Tuff Sherm & Patch Free – Party Scraps
Earlier this month Melbourne record label Butter Sessions released a collaborative EP from myself, under the Tuff Sherm alias, with Patch Free, a friend of mine that I’ve been making house and techno tracks with. The support for the “Party Scraps” EP – which includes a rare remix from the likes of Frak and also marks the debut of Patch’s electronic music – has been great and I think the vinyl is now sold out at the distributor level.
I’m also pleased to announce the above video clip for the title track, which was created by Seattle-based artist Christian Petersen.
I first got in touch with Chris when he was publishing a quarterly art zine called I Want You. (While the magazine is no longer going, this title lives on as the name of his design studio). In the end I think I had 3 contributions published with I Want You – a 7″ single packaged with the magazine (Dro Carey – “Heart Bussa”), a Dro Carey mix CD, and, inside the pages of the magazine itself, some of the pixel art I’d created for Hypercard sci-fi adventure games as a teenager (see below – in the top right corner of this spread in IWY issue 6 is the ‘Nine Nameless Moons’ title card, an abandoned adventure game that involved negotiating with sentient moons).
Our collaboration continued as Chris made a video clip for the Heart Bussa track from the 7″ and then, later, the two of us collaborated with dancer Colette Johnson for a trippy video that I wrote two original Dro tracks for.
Chris also curated a night as part of the Dazed and Confused Festival in London, where he showed a series of video works presented under the banner of the ‘Action International Film Club.’ In this exhibition he included some of my adolescent video art – a short black and white video set to slowed down RnB, ‘Loveland’ – which, for copyright (and artistic) reasons I don’t have hosted online anymore. There was something to it, maybe, if only for introducing me to some of the opportunities presented by very basic handheld digital cameras…

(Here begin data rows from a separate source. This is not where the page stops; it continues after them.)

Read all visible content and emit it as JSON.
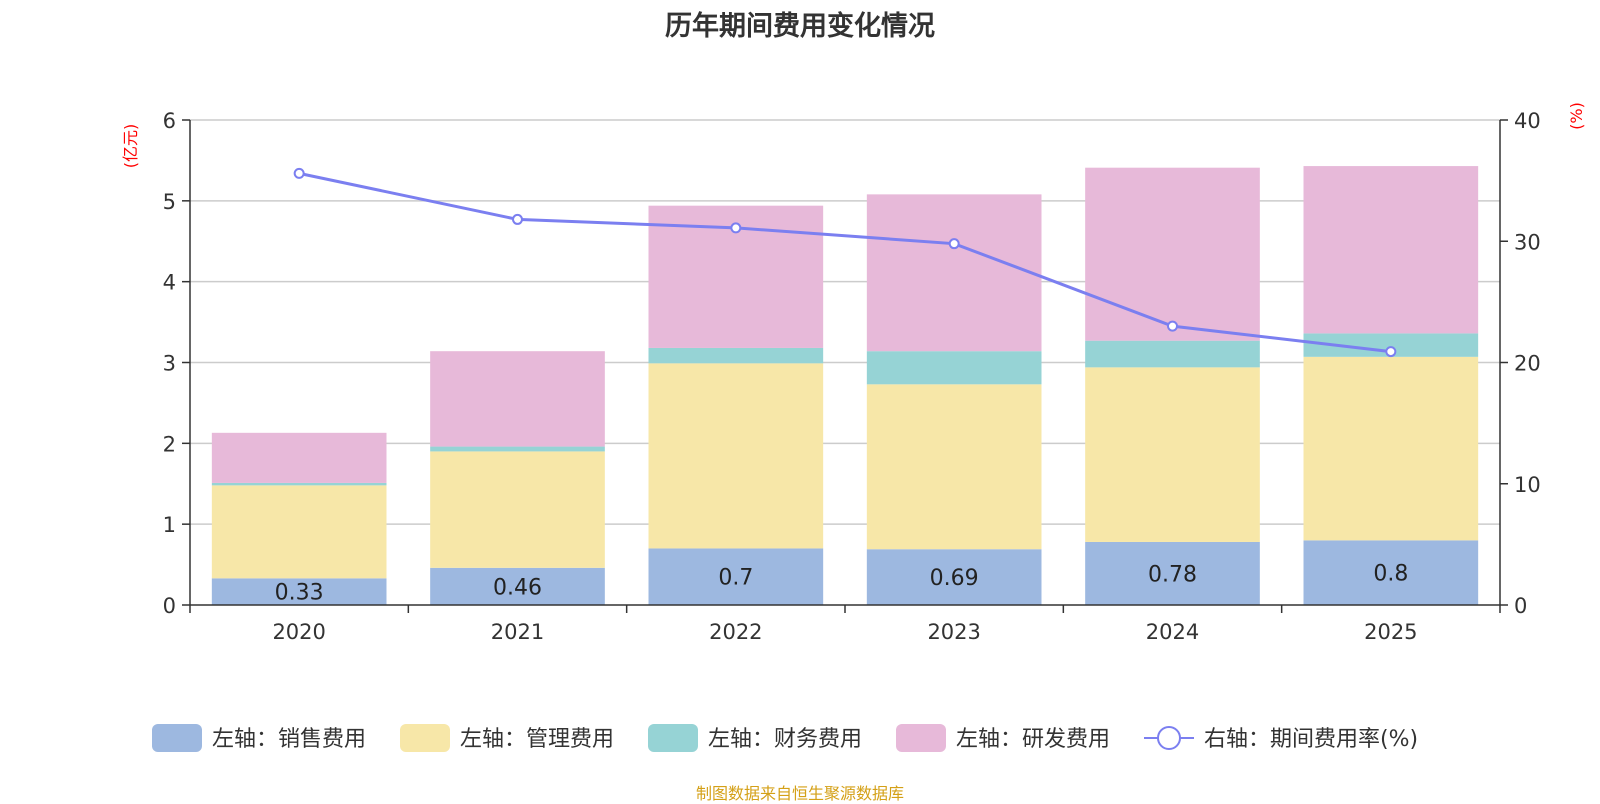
{
  "chart_data": {
    "type": "bar",
    "stacked": true,
    "title": "历年期间费用变化情况",
    "categories": [
      "2020",
      "2021",
      "2022",
      "2023",
      "2024",
      "2025"
    ],
    "left_axis": {
      "unit": "(亿元)",
      "ylim": [
        0,
        6
      ],
      "ticks": [
        "0",
        "1",
        "2",
        "3",
        "4",
        "5",
        "6"
      ]
    },
    "right_axis": {
      "unit": "(%)",
      "ylim": [
        0,
        40
      ],
      "ticks": [
        "0",
        "10",
        "20",
        "30",
        "40"
      ]
    },
    "series": [
      {
        "name": "左轴：销售费用",
        "color": "#9db8e0",
        "axis": "left",
        "values": [
          0.33,
          0.46,
          0.7,
          0.69,
          0.78,
          0.8
        ],
        "labels": [
          "0.33",
          "0.46",
          "0.7",
          "0.69",
          "0.78",
          "0.8"
        ]
      },
      {
        "name": "左轴：管理费用",
        "color": "#f7e7a8",
        "axis": "left",
        "values": [
          1.15,
          1.44,
          2.29,
          2.04,
          2.16,
          2.27
        ]
      },
      {
        "name": "左轴：财务费用",
        "color": "#96d3d5",
        "axis": "left",
        "values": [
          0.03,
          0.06,
          0.19,
          0.41,
          0.33,
          0.29
        ]
      },
      {
        "name": "左轴：研发费用",
        "color": "#e7b9d9",
        "axis": "left",
        "values": [
          0.62,
          1.18,
          1.76,
          1.94,
          2.14,
          2.07
        ]
      }
    ],
    "line_series": {
      "name": "右轴：期间费用率(%)",
      "color": "#7b7ff0",
      "axis": "right",
      "values": [
        35.6,
        31.8,
        31.1,
        29.8,
        23.0,
        20.9
      ]
    },
    "legend_position": "bottom"
  },
  "footer": "制图数据来自恒生聚源数据库"
}
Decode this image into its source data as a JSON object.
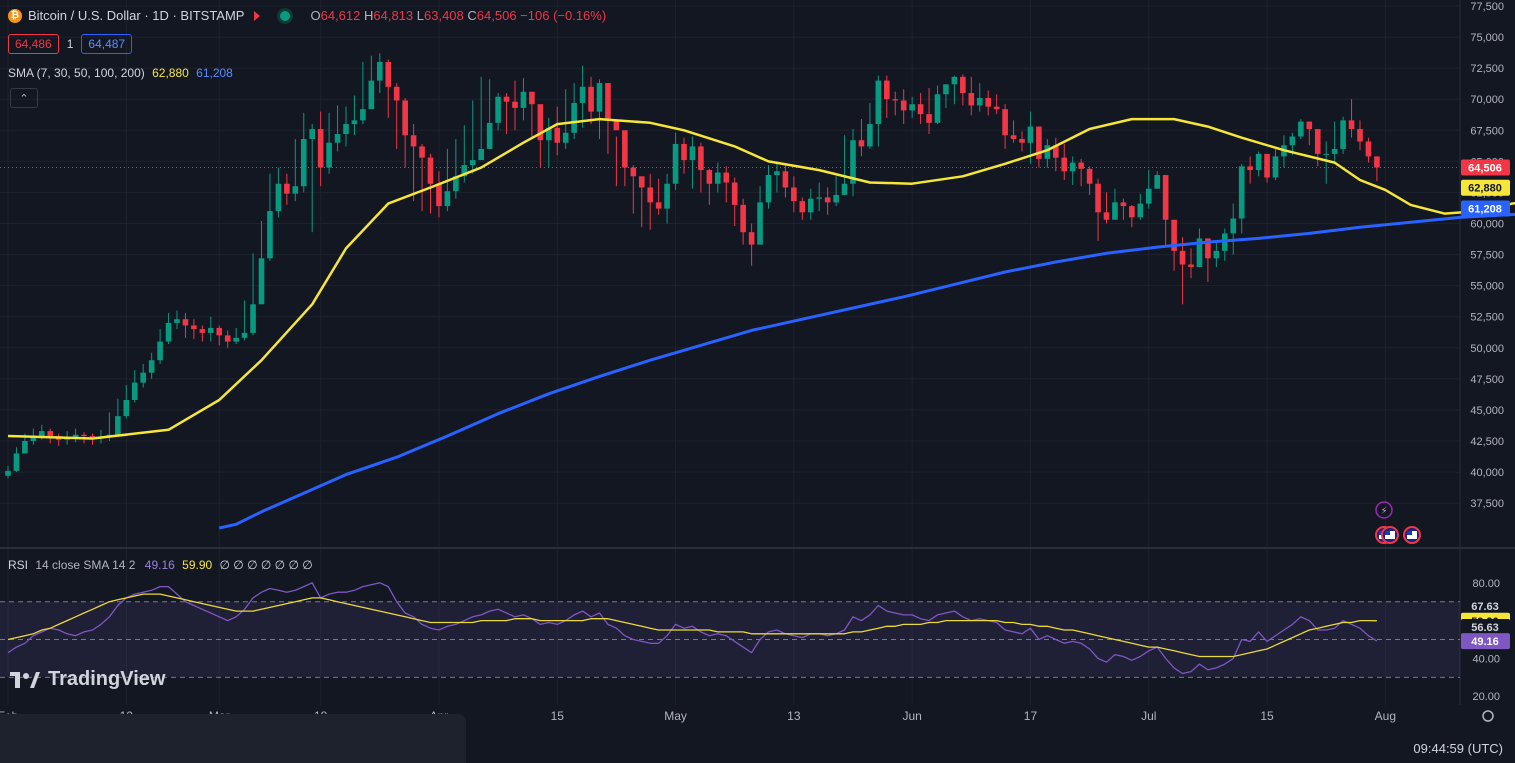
{
  "header": {
    "coin_glyph": "₿",
    "title": "Bitcoin / U.S. Dollar · 1D · BITSTAMP",
    "o_label": "O",
    "o": "64,612",
    "h_label": "H",
    "h": "64,813",
    "l_label": "L",
    "l": "63,408",
    "c_label": "C",
    "c": "64,506",
    "change": "−106 (−0.16%)"
  },
  "price_boxes": {
    "sell": "64,486",
    "spread": "1",
    "buy": "64,487"
  },
  "sma_legend": {
    "label": "SMA (7, 30, 50, 100, 200)",
    "v1": "62,880",
    "v2": "61,208"
  },
  "collapse_glyph": "⌃",
  "rsi_legend": {
    "label": "RSI",
    "params": "14 close SMA 14 2",
    "v1": "49.16",
    "v2": "59.90",
    "zeros": "∅ ∅ ∅ ∅ ∅ ∅ ∅"
  },
  "logo": "TradingView",
  "clock": "09:44:59 (UTC)",
  "colors": {
    "up": "#089981",
    "down": "#f23645",
    "sma_yellow": "#f5e639",
    "sma_blue": "#2962ff",
    "rsi_line": "#7e57c2",
    "rsi_ma": "#e9d93a"
  },
  "chart_data": {
    "type": "candlestick",
    "price_axis": {
      "ticks": [
        37500,
        40000,
        42500,
        45000,
        47500,
        50000,
        52500,
        55000,
        57500,
        60000,
        62500,
        65000,
        67500,
        70000,
        72500,
        75000,
        77500
      ],
      "labels": [
        "37,500",
        "40,000",
        "42,500",
        "45,000",
        "47,500",
        "50,000",
        "52,500",
        "55,000",
        "57,500",
        "60,000",
        "62,500",
        "65,000",
        "67,500",
        "70,000",
        "72,500",
        "75,000",
        "77,500"
      ],
      "range": [
        35500,
        77500
      ]
    },
    "time_axis": {
      "labels": [
        "Feb",
        "12",
        "Mar",
        "18",
        "Apr",
        "15",
        "May",
        "13",
        "Jun",
        "17",
        "Jul",
        "15",
        "Aug"
      ],
      "label_bars": [
        0,
        14,
        25,
        37,
        51,
        65,
        79,
        93,
        107,
        121,
        135,
        149,
        163
      ]
    },
    "last_price": 64506,
    "last_price_label": "64,506",
    "sma_tags": [
      {
        "value": 62880,
        "label": "62,880"
      },
      {
        "value": 61208,
        "label": "61,208"
      }
    ],
    "candles_close": [
      40100,
      41500,
      42500,
      42900,
      43300,
      42900,
      42600,
      42800,
      43000,
      42900,
      42700,
      42800,
      43000,
      44500,
      45800,
      47200,
      48000,
      49000,
      50500,
      52000,
      52300,
      51800,
      51500,
      51200,
      51600,
      51000,
      50500,
      50800,
      51200,
      53500,
      57200,
      61000,
      63200,
      62400,
      63000,
      66800,
      67600,
      64500,
      66500,
      67200,
      68000,
      68300,
      69200,
      71500,
      73000,
      71000,
      69900,
      67100,
      66200,
      65300,
      63200,
      61400,
      62600,
      63800,
      64700,
      65100,
      66000,
      68100,
      70200,
      69800,
      69300,
      70600,
      69600,
      66700,
      67700,
      66500,
      67300,
      69700,
      71000,
      69000,
      71300,
      68300,
      67500,
      64500,
      63800,
      62900,
      61700,
      61200,
      63200,
      66400,
      65100,
      66200,
      64300,
      63200,
      64100,
      63300,
      61500,
      59300,
      58300,
      61700,
      63900,
      64200,
      62900,
      61800,
      60900,
      62000,
      62100,
      61700,
      62300,
      63200,
      66700,
      66200,
      68000,
      71500,
      70000,
      69900,
      69100,
      69600,
      68800,
      68100,
      70400,
      71200,
      71800,
      70500,
      69500,
      70100,
      69400,
      69200,
      67100,
      66800,
      66500,
      67800,
      65200,
      66300,
      65300,
      64200,
      64900,
      64400,
      63200,
      60900,
      60300,
      61700,
      61400,
      60500,
      61600,
      62800,
      63900,
      60300,
      57800,
      56700,
      56500,
      58800,
      57200,
      57800,
      59200,
      60400,
      64600,
      64300,
      65600,
      63700,
      65400,
      66300,
      67000,
      68200,
      67600,
      65600,
      65600,
      66000,
      68300,
      67600,
      66600,
      65400,
      64506
    ],
    "candles_wick": [
      [
        39500,
        40500
      ],
      [
        40000,
        42000
      ],
      [
        41800,
        43100
      ],
      [
        42200,
        43500
      ],
      [
        42600,
        43800
      ],
      [
        42300,
        43500
      ],
      [
        42100,
        43100
      ],
      [
        42200,
        43300
      ],
      [
        42400,
        43500
      ],
      [
        42300,
        43200
      ],
      [
        42200,
        43100
      ],
      [
        42300,
        43400
      ],
      [
        42500,
        44800
      ],
      [
        42900,
        45900
      ],
      [
        44300,
        47000
      ],
      [
        45600,
        48200
      ],
      [
        46800,
        48700
      ],
      [
        47500,
        49600
      ],
      [
        48700,
        51500
      ],
      [
        50300,
        52800
      ],
      [
        51500,
        53000
      ],
      [
        50800,
        52800
      ],
      [
        50700,
        52300
      ],
      [
        50500,
        51800
      ],
      [
        50500,
        52500
      ],
      [
        50200,
        51800
      ],
      [
        50000,
        51400
      ],
      [
        50300,
        51600
      ],
      [
        50600,
        53800
      ],
      [
        51000,
        57600
      ],
      [
        53500,
        60200
      ],
      [
        57000,
        64000
      ],
      [
        60500,
        64500
      ],
      [
        61500,
        64000
      ],
      [
        61800,
        66800
      ],
      [
        62500,
        68900
      ],
      [
        59300,
        68000
      ],
      [
        63000,
        69000
      ],
      [
        64000,
        68900
      ],
      [
        65800,
        69500
      ],
      [
        66200,
        69400
      ],
      [
        67100,
        70300
      ],
      [
        68000,
        73000
      ],
      [
        69500,
        73500
      ],
      [
        70500,
        73700
      ],
      [
        68500,
        73200
      ],
      [
        66000,
        71300
      ],
      [
        64500,
        70100
      ],
      [
        61800,
        68000
      ],
      [
        61000,
        66400
      ],
      [
        60800,
        65600
      ],
      [
        60500,
        64200
      ],
      [
        61000,
        66000
      ],
      [
        62000,
        66800
      ],
      [
        63300,
        67900
      ],
      [
        64000,
        69900
      ],
      [
        65300,
        71800
      ],
      [
        67200,
        71600
      ],
      [
        67500,
        70500
      ],
      [
        67200,
        70500
      ],
      [
        67500,
        71500
      ],
      [
        68300,
        71700
      ],
      [
        66800,
        70200
      ],
      [
        64500,
        68000
      ],
      [
        64500,
        68500
      ],
      [
        65500,
        69400
      ],
      [
        66000,
        70800
      ],
      [
        66800,
        71300
      ],
      [
        67700,
        72700
      ],
      [
        68000,
        71800
      ],
      [
        66800,
        71600
      ],
      [
        65600,
        68500
      ],
      [
        63000,
        67000
      ],
      [
        63000,
        66200
      ],
      [
        60800,
        64700
      ],
      [
        59700,
        63000
      ],
      [
        59500,
        64000
      ],
      [
        60700,
        63600
      ],
      [
        60000,
        64000
      ],
      [
        62700,
        67300
      ],
      [
        64000,
        66900
      ],
      [
        62800,
        67000
      ],
      [
        62500,
        66500
      ],
      [
        61500,
        64400
      ],
      [
        62500,
        64900
      ],
      [
        61700,
        64600
      ],
      [
        59800,
        63700
      ],
      [
        58300,
        62000
      ],
      [
        56600,
        60000
      ],
      [
        58500,
        63000
      ],
      [
        61200,
        64700
      ],
      [
        62500,
        64800
      ],
      [
        62100,
        64700
      ],
      [
        60900,
        63800
      ],
      [
        60300,
        62100
      ],
      [
        60300,
        62800
      ],
      [
        61000,
        63300
      ],
      [
        60700,
        62900
      ],
      [
        61400,
        63800
      ],
      [
        62300,
        67100
      ],
      [
        62200,
        67600
      ],
      [
        65400,
        68400
      ],
      [
        66000,
        69700
      ],
      [
        66200,
        71900
      ],
      [
        68500,
        71900
      ],
      [
        68700,
        70600
      ],
      [
        68000,
        70800
      ],
      [
        68500,
        70200
      ],
      [
        68000,
        70500
      ],
      [
        67200,
        70900
      ],
      [
        68000,
        71100
      ],
      [
        69300,
        71200
      ],
      [
        69600,
        71900
      ],
      [
        69500,
        72000
      ],
      [
        68700,
        71800
      ],
      [
        69000,
        71300
      ],
      [
        68700,
        70700
      ],
      [
        68800,
        70400
      ],
      [
        66000,
        69600
      ],
      [
        66500,
        68300
      ],
      [
        65800,
        67400
      ],
      [
        64800,
        69000
      ],
      [
        64500,
        67800
      ],
      [
        64500,
        66800
      ],
      [
        64200,
        66900
      ],
      [
        63500,
        66400
      ],
      [
        63100,
        65400
      ],
      [
        63000,
        65200
      ],
      [
        62300,
        64600
      ],
      [
        58600,
        63600
      ],
      [
        60000,
        62500
      ],
      [
        60500,
        62800
      ],
      [
        60300,
        62000
      ],
      [
        59700,
        61500
      ],
      [
        60300,
        62400
      ],
      [
        61200,
        64300
      ],
      [
        62800,
        64200
      ],
      [
        58100,
        62600
      ],
      [
        56200,
        59000
      ],
      [
        53500,
        58900
      ],
      [
        55600,
        58000
      ],
      [
        56500,
        59600
      ],
      [
        55300,
        58100
      ],
      [
        56500,
        58500
      ],
      [
        57000,
        59600
      ],
      [
        57500,
        61600
      ],
      [
        59200,
        64800
      ],
      [
        63200,
        65400
      ],
      [
        63800,
        65800
      ],
      [
        63300,
        64900
      ],
      [
        63500,
        66100
      ],
      [
        64500,
        67100
      ],
      [
        65500,
        67300
      ],
      [
        66800,
        68400
      ],
      [
        66300,
        68100
      ],
      [
        64600,
        67400
      ],
      [
        63200,
        66600
      ],
      [
        65000,
        68200
      ],
      [
        65600,
        68600
      ],
      [
        66900,
        70000
      ],
      [
        65900,
        68300
      ],
      [
        64900,
        66900
      ],
      [
        63408,
        64813
      ]
    ],
    "sma_yellow": [
      [
        0,
        42900
      ],
      [
        10,
        42700
      ],
      [
        19,
        43400
      ],
      [
        25,
        45800
      ],
      [
        30,
        49000
      ],
      [
        36,
        53500
      ],
      [
        40,
        58000
      ],
      [
        45,
        61600
      ],
      [
        50,
        62900
      ],
      [
        56,
        64500
      ],
      [
        61,
        66500
      ],
      [
        65,
        68000
      ],
      [
        70,
        68400
      ],
      [
        76,
        68100
      ],
      [
        80,
        67500
      ],
      [
        86,
        66200
      ],
      [
        90,
        65000
      ],
      [
        96,
        64300
      ],
      [
        102,
        63300
      ],
      [
        107,
        63200
      ],
      [
        113,
        63800
      ],
      [
        118,
        64800
      ],
      [
        123,
        65900
      ],
      [
        128,
        67600
      ],
      [
        133,
        68400
      ],
      [
        138,
        68400
      ],
      [
        142,
        67800
      ],
      [
        146,
        66900
      ],
      [
        151,
        65900
      ],
      [
        157,
        64900
      ],
      [
        160,
        63500
      ],
      [
        163,
        62700
      ],
      [
        166,
        61500
      ],
      [
        170,
        60800
      ],
      [
        174,
        61000
      ],
      [
        178,
        61600
      ],
      [
        183,
        62100
      ],
      [
        188,
        62700
      ],
      [
        193,
        62880
      ]
    ],
    "sma_blue": [
      [
        25,
        35500
      ],
      [
        27,
        35800
      ],
      [
        30,
        36800
      ],
      [
        36,
        38600
      ],
      [
        40,
        39800
      ],
      [
        46,
        41200
      ],
      [
        52,
        42900
      ],
      [
        58,
        44700
      ],
      [
        64,
        46300
      ],
      [
        70,
        47700
      ],
      [
        76,
        49000
      ],
      [
        82,
        50200
      ],
      [
        88,
        51400
      ],
      [
        94,
        52300
      ],
      [
        100,
        53200
      ],
      [
        106,
        54100
      ],
      [
        112,
        55100
      ],
      [
        118,
        56100
      ],
      [
        124,
        56900
      ],
      [
        130,
        57600
      ],
      [
        136,
        58100
      ],
      [
        142,
        58500
      ],
      [
        148,
        58800
      ],
      [
        154,
        59200
      ],
      [
        160,
        59700
      ],
      [
        166,
        60100
      ],
      [
        172,
        60500
      ],
      [
        180,
        60800
      ],
      [
        188,
        61000
      ],
      [
        193,
        61208
      ]
    ],
    "markers": {
      "lightning": "⚡",
      "flag_count": 3
    },
    "rsi_axis": {
      "ticks": [
        20,
        40,
        80
      ],
      "labels": [
        "20.00",
        "40.00",
        "80.00"
      ],
      "levels": [
        30,
        50,
        70
      ],
      "range": [
        18,
        82
      ]
    },
    "rsi_tags": [
      {
        "value": 67.63,
        "label": "67.63",
        "style": "plain"
      },
      {
        "value": 59.9,
        "label": "59.90",
        "style": "yellow"
      },
      {
        "value": 56.63,
        "label": "56.63",
        "style": "plain"
      },
      {
        "value": 49.16,
        "label": "49.16",
        "style": "purple"
      }
    ],
    "rsi": [
      43,
      46,
      48,
      52,
      54,
      56,
      55,
      53,
      52,
      54,
      55,
      58,
      62,
      68,
      72,
      74,
      75,
      76,
      78,
      78,
      74,
      70,
      68,
      66,
      64,
      62,
      60,
      62,
      66,
      72,
      75,
      77,
      76,
      75,
      76,
      78,
      80,
      72,
      74,
      75,
      75,
      76,
      78,
      79,
      80,
      78,
      70,
      64,
      62,
      58,
      56,
      55,
      57,
      58,
      60,
      62,
      63,
      65,
      66,
      64,
      62,
      63,
      61,
      58,
      59,
      58,
      60,
      63,
      65,
      62,
      64,
      58,
      56,
      52,
      50,
      49,
      48,
      48,
      52,
      58,
      56,
      57,
      54,
      52,
      53,
      52,
      49,
      46,
      43,
      50,
      54,
      55,
      53,
      52,
      51,
      53,
      53,
      52,
      53,
      55,
      62,
      60,
      63,
      68,
      65,
      64,
      63,
      63,
      61,
      60,
      63,
      64,
      65,
      62,
      60,
      61,
      60,
      59,
      55,
      54,
      53,
      56,
      50,
      52,
      50,
      48,
      49,
      48,
      45,
      40,
      38,
      42,
      41,
      39,
      41,
      44,
      46,
      40,
      35,
      32,
      33,
      37,
      34,
      35,
      37,
      40,
      50,
      49,
      54,
      49,
      52,
      55,
      58,
      62,
      60,
      55,
      55,
      56,
      60,
      58,
      56,
      52,
      49.16
    ],
    "rsi_ma": [
      50,
      51,
      52,
      53,
      55,
      56,
      58,
      60,
      62,
      64,
      66,
      68,
      70,
      71,
      72,
      73,
      74,
      74,
      74,
      73,
      72,
      71,
      70,
      69,
      68,
      67,
      66,
      65,
      65,
      65,
      66,
      67,
      68,
      69,
      70,
      71,
      72,
      72,
      71,
      70,
      69,
      68,
      67,
      66,
      65,
      64,
      63,
      62,
      61,
      60,
      59,
      59,
      59,
      59,
      59,
      59,
      60,
      60,
      60,
      60,
      61,
      61,
      61,
      60,
      60,
      60,
      60,
      60,
      60,
      61,
      61,
      61,
      60,
      59,
      58,
      57,
      56,
      55,
      55,
      55,
      55,
      55,
      55,
      55,
      54,
      54,
      54,
      54,
      53,
      53,
      53,
      53,
      53,
      53,
      53,
      53,
      53,
      53,
      53,
      53,
      54,
      54,
      55,
      56,
      57,
      57,
      58,
      58,
      58,
      59,
      59,
      60,
      60,
      60,
      60,
      60,
      60,
      60,
      59,
      59,
      58,
      58,
      57,
      57,
      56,
      55,
      55,
      54,
      53,
      52,
      51,
      50,
      49,
      48,
      47,
      46,
      46,
      45,
      44,
      43,
      42,
      41,
      41,
      41,
      41,
      41,
      42,
      43,
      44,
      45,
      47,
      49,
      51,
      53,
      55,
      56,
      57,
      58,
      59,
      59,
      60,
      60,
      59.9
    ]
  }
}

When Chris contacted me about working on a new music video I was naturally super keen and as far as recent records I had on the table, this track seemed to be the obvious choice. It’s very sympathetic to the technicolor digital lysergia he has been cultivating over the years (an aesthetic that he always anchors with sturdy fundamental design principles, never straying too far into the world of vapor). I don’t know if YouTube’s compression has become more brutal lately but it actually took a few creative and technical revisions on Chris’ end before he had something that he felt hadn’t been desecrated by the streamer’s compression processes. I’m extremely grateful for the patience and sense of perfectionism he showed as we went back and forth with test uploads before reaching the final version and sending it off to channel curator and dance taste superstar Hurfyd, who has been a stalwart supporter of my projects since way back (even at one point creating some visuals himself for the Tuff Sherm “Topaz Looper” track).
Thank you Chris, Hurfyd, Patch, and of course Corey and Maryos at Butter Sessions!